Linger Or Recur #4: Kind or weak, apples skinned untitled, in an AM’s levied verbs
(Being the fourth installment of a collaborative “pantoum in prose” composed by the editors [Janice Lee, Eric Lindley & Joe Milazzo] in anticipation of [out of nothing] #7, “time ⊕ (nothing ⇒ but)”; forthcoming, Fall / Winter 2013.)
The sketch artist is her own kind of missing person. You have someone else’s dream of a screaming face, another of a sky-blue bear rubbing its back against a redwood, and then your own. Go as far back in time as you can possibly go, but don’t break a sweat. Go back to push forward, into promissory colors beautifully staged. The image of a homogeneous and commensurable face, freely un-mixing, unspools. A stranger’s eye, attached to a string — he had been warned. Believe me, it wasn’t a dream. It was the sketch artist, getting there first by way of having left the garage’s darkened shelves, the dust complaining of oil, letting the screen door catch hurtfully on her heel. And the last thing you see, even though it is only the bottom of the sketch artist’s foot, ruddy in its nylon, is obscene because it is the last thing you see.

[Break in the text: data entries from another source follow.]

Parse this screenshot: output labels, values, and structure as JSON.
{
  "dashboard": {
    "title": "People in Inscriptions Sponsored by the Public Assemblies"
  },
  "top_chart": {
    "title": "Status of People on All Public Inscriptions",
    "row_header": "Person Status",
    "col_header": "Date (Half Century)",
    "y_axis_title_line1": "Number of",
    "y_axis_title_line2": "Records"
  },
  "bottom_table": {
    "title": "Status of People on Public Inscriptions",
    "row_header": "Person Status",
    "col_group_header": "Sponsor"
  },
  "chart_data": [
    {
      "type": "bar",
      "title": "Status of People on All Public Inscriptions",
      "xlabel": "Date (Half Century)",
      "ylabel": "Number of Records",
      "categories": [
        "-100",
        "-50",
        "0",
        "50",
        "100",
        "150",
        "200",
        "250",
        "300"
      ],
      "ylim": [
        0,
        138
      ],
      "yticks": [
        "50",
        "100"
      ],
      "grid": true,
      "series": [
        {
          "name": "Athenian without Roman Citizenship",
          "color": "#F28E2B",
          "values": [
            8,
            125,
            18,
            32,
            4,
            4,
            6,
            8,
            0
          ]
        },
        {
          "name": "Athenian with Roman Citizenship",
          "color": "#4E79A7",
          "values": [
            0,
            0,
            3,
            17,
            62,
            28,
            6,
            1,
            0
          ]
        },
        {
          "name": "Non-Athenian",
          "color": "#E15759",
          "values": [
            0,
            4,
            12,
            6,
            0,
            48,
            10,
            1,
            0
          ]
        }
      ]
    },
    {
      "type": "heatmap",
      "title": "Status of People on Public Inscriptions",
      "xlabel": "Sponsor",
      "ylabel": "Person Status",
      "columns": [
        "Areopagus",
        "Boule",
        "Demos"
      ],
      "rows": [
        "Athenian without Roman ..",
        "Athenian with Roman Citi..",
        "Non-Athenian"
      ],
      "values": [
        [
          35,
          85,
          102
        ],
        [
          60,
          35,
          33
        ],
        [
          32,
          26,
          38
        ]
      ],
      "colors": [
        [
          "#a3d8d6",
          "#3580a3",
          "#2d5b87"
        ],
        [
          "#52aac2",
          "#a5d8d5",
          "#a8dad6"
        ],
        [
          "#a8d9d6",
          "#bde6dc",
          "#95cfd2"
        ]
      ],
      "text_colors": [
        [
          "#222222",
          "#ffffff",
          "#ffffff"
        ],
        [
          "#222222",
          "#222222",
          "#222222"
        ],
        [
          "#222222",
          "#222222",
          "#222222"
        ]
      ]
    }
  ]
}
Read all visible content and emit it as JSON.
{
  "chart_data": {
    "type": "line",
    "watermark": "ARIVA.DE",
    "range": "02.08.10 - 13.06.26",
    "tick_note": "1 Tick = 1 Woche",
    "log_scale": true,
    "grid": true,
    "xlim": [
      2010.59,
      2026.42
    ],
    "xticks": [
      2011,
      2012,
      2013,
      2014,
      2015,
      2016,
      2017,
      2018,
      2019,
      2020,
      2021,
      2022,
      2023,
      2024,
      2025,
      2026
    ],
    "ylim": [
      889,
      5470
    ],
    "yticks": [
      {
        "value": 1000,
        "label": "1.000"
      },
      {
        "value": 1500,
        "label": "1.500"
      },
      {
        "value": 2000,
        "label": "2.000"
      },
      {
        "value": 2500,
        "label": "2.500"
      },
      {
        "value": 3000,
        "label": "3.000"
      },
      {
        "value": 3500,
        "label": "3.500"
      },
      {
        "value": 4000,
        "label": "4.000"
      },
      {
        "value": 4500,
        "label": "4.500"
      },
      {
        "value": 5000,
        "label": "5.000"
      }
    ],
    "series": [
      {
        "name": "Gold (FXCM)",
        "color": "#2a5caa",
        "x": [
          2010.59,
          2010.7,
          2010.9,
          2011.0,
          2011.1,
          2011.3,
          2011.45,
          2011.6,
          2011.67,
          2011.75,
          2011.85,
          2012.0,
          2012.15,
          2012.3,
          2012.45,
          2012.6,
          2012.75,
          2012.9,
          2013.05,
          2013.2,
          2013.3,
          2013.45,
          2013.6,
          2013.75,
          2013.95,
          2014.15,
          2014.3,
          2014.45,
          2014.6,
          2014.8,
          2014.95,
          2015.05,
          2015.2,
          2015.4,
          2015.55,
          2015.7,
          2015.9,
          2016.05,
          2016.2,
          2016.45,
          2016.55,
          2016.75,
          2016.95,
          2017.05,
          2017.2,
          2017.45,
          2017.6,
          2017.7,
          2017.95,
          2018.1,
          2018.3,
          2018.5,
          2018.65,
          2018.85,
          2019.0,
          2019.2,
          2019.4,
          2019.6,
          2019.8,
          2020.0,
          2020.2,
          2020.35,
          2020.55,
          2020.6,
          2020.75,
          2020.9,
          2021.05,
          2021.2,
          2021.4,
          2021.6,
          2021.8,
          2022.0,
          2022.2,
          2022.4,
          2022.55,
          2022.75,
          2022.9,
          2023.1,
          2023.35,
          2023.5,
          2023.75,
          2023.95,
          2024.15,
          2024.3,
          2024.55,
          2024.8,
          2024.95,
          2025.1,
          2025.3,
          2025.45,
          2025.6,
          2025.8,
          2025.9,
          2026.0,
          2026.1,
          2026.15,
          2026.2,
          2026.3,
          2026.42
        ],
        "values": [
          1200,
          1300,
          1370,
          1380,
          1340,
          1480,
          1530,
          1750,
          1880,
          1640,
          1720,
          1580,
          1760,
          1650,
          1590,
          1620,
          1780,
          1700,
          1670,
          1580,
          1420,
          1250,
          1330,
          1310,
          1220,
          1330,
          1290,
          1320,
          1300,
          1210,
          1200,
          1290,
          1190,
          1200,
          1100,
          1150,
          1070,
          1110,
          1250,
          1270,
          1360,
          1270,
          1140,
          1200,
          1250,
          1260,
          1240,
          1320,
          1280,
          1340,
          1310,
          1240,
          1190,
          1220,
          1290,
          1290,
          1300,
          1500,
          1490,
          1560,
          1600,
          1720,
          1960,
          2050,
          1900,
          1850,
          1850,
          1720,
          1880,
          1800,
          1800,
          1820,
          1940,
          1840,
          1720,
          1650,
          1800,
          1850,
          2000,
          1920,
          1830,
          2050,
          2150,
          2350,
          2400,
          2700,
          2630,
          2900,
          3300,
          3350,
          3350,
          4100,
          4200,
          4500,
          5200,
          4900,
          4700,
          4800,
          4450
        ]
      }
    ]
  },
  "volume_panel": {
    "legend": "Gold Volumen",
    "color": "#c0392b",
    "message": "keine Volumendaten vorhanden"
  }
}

Your eyes collaborate with the averted various. You throat conspires to critique your fear: assign it tokens (only halves; no quarters), render it of some putative aid. The sun beats the high F# of mosquito wings, the grey screen a C, your fingers like small dry bones in a metal dish, so you think of Stravinsky, and you think of Stravinsky, and you think of the salt in blood. But now the words are soft, threaded candy; they unspool. The clock is a sketch artist, the sketch artist is an hourglass, an hourglass fills and empties each of your internal organs day-by-day, overnight, your organs secretly valved and rooting, future fossils banked in private oceans of erasable ink. Sometimes the light disguises itself as a skin prick, in the late afternoon, and so when you lie down and make a mental note of what is to come in the converging hours of the day, you can remark only on the ritual’s relationship to pain, and can not remember independent occurrences of pride. Time is full of superstitions, but only a few of them have ever been previewed.